Using CSS I set the zebra-striping background color for tables using tr:nth-of-type(odd). Of course, this is the first child of parent. Is there a way to specify this is the index for the table instead of the parent groups? For example, here is the outcome:

tr:nth-of-type(odd) { background: blue; }
<table>
  <thead>
    <tr>Blue
    <tr>
    <tr>Blue
  </thead>
  <tbody>
    <tr>Blue
    <tr>
    <tr>Blue
  </tbody>
  <tfoot>
    <tr>Blue
  </tfoot>
</table>

What I would like:

tr:nth-of-type(odd) { background: blue; }
<table>
  <thead>
    <tr>Blue
    <tr>
    <tr>Blue
  </thead>
  <tbody>
    <tr>
    <tr>Blue
    <tr>
  </tbody>
  <tfoot>
    <tr>Blue
  </tfoot>
</table>

Pictures for posterity:

Answer 1

I'm not aware of how to do this using 100% CSS :/

BUT! Of course you don't have to use thead/tfoot as the only required element is tbody ;)

SO, this JSFiddle is has the row coloring you want!

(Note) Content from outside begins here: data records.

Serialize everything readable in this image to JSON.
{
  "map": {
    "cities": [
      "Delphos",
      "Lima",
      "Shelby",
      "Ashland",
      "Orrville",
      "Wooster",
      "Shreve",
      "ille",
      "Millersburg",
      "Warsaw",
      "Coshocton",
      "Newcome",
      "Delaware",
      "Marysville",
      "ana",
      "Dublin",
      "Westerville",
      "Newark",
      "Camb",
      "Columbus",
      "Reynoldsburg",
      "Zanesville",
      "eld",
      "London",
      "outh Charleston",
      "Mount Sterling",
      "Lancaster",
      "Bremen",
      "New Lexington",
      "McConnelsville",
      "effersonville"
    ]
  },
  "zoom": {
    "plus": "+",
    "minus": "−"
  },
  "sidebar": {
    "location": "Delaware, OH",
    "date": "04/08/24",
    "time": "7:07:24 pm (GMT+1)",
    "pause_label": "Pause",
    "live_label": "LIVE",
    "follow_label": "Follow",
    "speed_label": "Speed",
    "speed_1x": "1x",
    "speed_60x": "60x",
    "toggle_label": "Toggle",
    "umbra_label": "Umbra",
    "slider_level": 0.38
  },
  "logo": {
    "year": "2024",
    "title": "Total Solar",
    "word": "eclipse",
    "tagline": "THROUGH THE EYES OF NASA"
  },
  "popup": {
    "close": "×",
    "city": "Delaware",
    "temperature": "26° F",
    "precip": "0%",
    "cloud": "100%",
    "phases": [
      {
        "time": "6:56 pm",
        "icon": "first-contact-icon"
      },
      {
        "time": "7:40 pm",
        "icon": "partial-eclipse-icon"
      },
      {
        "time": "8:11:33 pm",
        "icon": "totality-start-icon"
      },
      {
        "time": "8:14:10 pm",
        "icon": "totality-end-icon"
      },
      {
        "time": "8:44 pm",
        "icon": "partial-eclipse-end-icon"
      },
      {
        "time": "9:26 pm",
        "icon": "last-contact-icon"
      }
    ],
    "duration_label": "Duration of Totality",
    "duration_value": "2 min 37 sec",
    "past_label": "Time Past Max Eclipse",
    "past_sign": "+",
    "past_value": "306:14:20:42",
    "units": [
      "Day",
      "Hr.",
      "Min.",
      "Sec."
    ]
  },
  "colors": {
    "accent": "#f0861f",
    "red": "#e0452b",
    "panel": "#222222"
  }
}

You could class the faux thead/tfoot rows in a class if you like :)

<table>
  <tbody>
    <tr><th>faux thead blue</th></tr>
    <tr><th>faux thead not</th></tr>
    <tr><th>faux thead blue</th></tr>
    <tr><td>not</td></tr>
    <tr><td>Blue</td></tr>
    <tr><td>not</td></tr>
    <tr><th>faux tfoot blue</th></tr>
    <tr><th>faux tfoot not</th></tr>
    <tr><th>faux tfoot blue</th></tr>
  </tbody>
</table>

But in case you HAVE to use thead/tfoot, you could use the preceding, er, *cough* following *cough* jQuery/JS:

$("table").each(function(){ $(this).find("tr:even").css('background', '#e1e9f0'); });